Score: Manufacturability metric based on: - Window filling factor - Number of layers - Core type complexity - Stack configuration

Losses Filter

Estimates total losses and filters cores exceeding threshold.

Algorithm:

  1. Calculate minimum turns for inductance
  2. Sweep turn count combinations to find minimum losses:
  3. Calculate magnetizing inductance
  4. Calculate magnetic flux density
  5. Estimate core losses
  6. Estimate winding DC and skin effect losses
  7. Discard cores with losses > 5% of input power

Score: Total estimated losses (lower is better)

Temperature Filter

Ensures core temperature stays within material limits.

Algorithm:

  1. Calculate core losses
  2. Estimate core temperature using thermal model
  3. Compare with material maximum temperature
  4. Discard cores that would overheat

Score: Estimated operating temperature (lower is better)

Volume Filter

Simple filter that scores by total core volume.
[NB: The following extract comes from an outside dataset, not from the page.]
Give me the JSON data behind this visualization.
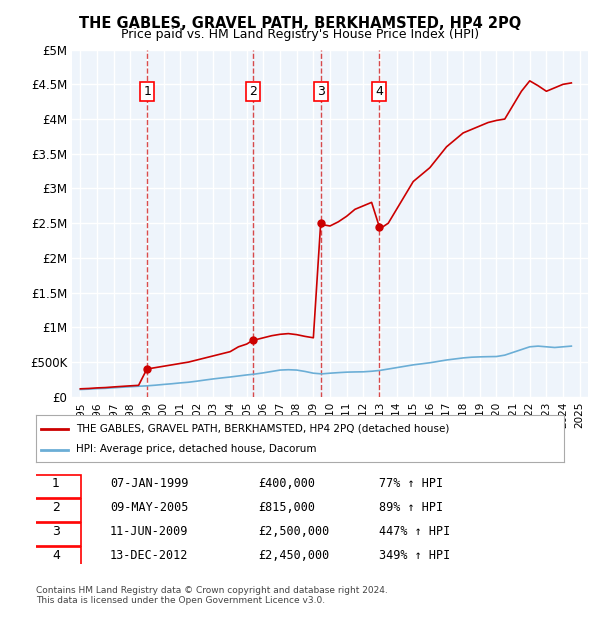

Score: Core volume (smaller is better for miniaturization)

Configuration

Settings

auto& settings = OpenMagnetics::Settings::GetInstance();

// Include core stacking combinations
settings.set_core_adviser_include_stacks(true);

// Include distributed gap configurations
settings.set_core_adviser_include_distributed_gaps(true);

// Enable intermediate pruning (reduces memory usage)
settings.set_core_adviser_enable_intermediate_pruning(true);

// Maximum candidates to keep after filtering
settings.set_core_adviser_maximum_magnetics_after_filtering(1000);

// Include margin tape in designs
settings.set_core_adviser_include_margin(false);

Filter Weights

Customize the importance of each criterion:

OpenMagnetics::CoreAdviser adviser;

// Set weights (0.0 to 1.0)
std::map<std::string, double> weights;
weights["area_product"] = 0.3;
weights["energy"] = 0.2;
weights["winding_window"] = 0.2;
weights["losses"] = 0.2;
weights["volume"] = 0.1;

adviser.set_weights(weights);

Usage Example

#include "OpenMagnetics.h"

int main() {
    // Define design requirements
    MAS::DesignRequirements requirements;
    requirements.set_magnetizing_inductance(100e-6);  // 100 µH
    requirements.set_maximum_voltage(400);
    requirements.set_maximum_current(2.5);

    // Define operating point
    MAS::OperatingPoint operatingPoint;
    MAS::OperatingConditions conditions;
    conditions.set_ambient_temperature(40);
    operatingPoint.set_conditions(conditions);

    MAS::OperatingPointExcitation excitation;
    excitation.set_frequency(100000);  // 100 kHz
    operatingPoint.set_excitations_per_winding({excitation});

    // Run adviser
    OpenMagnetics::CoreAdviser adviser;
    auto cores = adviser.get_advised_core(requirements, operatingPoint, 20);

    // Display results
    for (size_t i = 0; i < cores.size(); ++i) {
        std::cout << i+1 << ". " << cores[i].get_name() << std::endl;
    }

    return 0;
}

Intermediate Pruning

When core_adviser_enable_intermediate_pruning is enabled, the adviser prunes candidates between filter stages to manage memory and computation time. This is particularly useful when searching large core databases.

The pruning keeps the top N candidates after each filter, where N is configured by core_adviser_maximum_magnetics_after_filtering.